Human newborns are much more emotionally and psychologically developed than they are often given credit for! Research has shown that an infant recognizes the mother who has given birth to him, through her scent, voice, and heartbeat. It is, therefore reasonable to believe that an infant also notices when his birth mother is not there. There is a theory called the "Primal Wound", which holds that children who are placed for adoption have a very difficult time ever learning to trust again, or overcome fears of being rejected or abandoned. While I think the severity and lack of potential for this to be overcome is often exaggerated, I do believe that something to that order exists and that, therefore, it is especially important for an infant who is placed for adoption to be with the adoptive parents as soon as possible and that adoptive parents should take very seriously the need for to do everything in their power to quickly assure the baby that, although the mother he has known is no longer there, she has provided him with someone else on whom he can depend for the love and care that he needs.
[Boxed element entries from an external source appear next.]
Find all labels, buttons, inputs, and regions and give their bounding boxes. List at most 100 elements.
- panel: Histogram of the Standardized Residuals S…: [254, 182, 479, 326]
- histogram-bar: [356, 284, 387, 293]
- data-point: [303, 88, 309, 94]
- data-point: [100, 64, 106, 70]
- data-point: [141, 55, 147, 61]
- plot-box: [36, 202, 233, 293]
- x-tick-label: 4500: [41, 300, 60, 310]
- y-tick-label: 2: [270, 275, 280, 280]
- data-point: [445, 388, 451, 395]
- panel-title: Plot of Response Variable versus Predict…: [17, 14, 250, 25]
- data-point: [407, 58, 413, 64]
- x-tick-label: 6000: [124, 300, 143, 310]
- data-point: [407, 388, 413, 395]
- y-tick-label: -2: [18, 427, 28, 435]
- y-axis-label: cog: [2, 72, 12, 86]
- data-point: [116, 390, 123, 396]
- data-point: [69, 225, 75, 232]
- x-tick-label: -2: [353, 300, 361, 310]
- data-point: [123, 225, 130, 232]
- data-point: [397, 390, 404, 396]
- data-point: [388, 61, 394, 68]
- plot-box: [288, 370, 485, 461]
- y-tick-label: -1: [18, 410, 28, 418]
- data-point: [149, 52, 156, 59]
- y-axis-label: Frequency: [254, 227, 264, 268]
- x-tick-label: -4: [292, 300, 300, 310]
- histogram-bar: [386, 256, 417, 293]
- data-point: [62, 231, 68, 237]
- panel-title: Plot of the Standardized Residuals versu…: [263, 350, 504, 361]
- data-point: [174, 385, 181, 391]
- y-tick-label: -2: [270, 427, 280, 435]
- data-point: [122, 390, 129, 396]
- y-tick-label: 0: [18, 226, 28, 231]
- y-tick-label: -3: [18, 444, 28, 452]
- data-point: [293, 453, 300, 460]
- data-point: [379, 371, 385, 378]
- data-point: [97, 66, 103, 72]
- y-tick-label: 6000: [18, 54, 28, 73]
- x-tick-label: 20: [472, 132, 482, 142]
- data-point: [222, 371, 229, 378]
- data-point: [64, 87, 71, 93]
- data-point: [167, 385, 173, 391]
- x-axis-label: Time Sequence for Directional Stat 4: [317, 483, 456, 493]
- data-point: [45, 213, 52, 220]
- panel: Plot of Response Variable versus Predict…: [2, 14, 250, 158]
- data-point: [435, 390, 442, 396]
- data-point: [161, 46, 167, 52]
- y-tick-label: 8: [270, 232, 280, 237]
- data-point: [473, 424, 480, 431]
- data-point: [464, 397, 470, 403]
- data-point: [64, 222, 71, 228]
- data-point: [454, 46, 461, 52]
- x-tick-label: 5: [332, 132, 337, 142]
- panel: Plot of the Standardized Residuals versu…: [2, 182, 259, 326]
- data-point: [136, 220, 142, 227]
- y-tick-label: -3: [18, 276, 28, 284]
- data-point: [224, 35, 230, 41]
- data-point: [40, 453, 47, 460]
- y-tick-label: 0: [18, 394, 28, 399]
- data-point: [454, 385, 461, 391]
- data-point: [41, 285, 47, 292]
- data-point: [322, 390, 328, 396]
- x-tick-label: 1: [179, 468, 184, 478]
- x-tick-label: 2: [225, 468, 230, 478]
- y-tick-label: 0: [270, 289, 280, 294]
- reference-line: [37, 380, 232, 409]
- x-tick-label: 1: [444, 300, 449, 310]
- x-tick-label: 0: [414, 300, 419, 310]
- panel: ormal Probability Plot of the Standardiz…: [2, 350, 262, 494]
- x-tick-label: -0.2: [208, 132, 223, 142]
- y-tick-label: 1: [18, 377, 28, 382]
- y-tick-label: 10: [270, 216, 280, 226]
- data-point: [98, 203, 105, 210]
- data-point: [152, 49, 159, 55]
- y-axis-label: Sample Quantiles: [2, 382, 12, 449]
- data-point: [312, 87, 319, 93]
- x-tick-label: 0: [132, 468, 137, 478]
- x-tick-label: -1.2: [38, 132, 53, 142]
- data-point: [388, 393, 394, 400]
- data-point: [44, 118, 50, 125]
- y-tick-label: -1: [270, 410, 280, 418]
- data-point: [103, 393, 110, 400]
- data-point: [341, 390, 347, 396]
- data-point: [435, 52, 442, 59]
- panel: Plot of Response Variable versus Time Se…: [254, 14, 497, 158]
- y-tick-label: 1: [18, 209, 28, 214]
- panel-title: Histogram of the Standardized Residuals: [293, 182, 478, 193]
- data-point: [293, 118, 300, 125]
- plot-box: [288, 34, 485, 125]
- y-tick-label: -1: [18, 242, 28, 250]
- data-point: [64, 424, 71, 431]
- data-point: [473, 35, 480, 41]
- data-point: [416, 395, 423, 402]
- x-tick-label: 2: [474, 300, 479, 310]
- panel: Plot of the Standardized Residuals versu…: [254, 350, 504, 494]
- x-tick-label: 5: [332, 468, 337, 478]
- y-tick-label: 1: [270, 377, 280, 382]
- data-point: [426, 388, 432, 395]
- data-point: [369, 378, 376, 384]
There are many things adoptive parents can do to facilitate this process. Spending lots of time holding, rocking and singing to the baby, carrying him in a sling or pack, infant massage, etc., are among the things that are helpful.
Nurturing the baby at the breast can help develop trust and security in a baby in an especially timely manner. There have been moms and babies who have nursed without any breastmilk production and been totally delighted by the experience, including a woman who'd had a double mastectomy and breast reconstruction! With an understanding and appreciation of the nurturing benefits of adoptive nursing, there simply is no room for failure!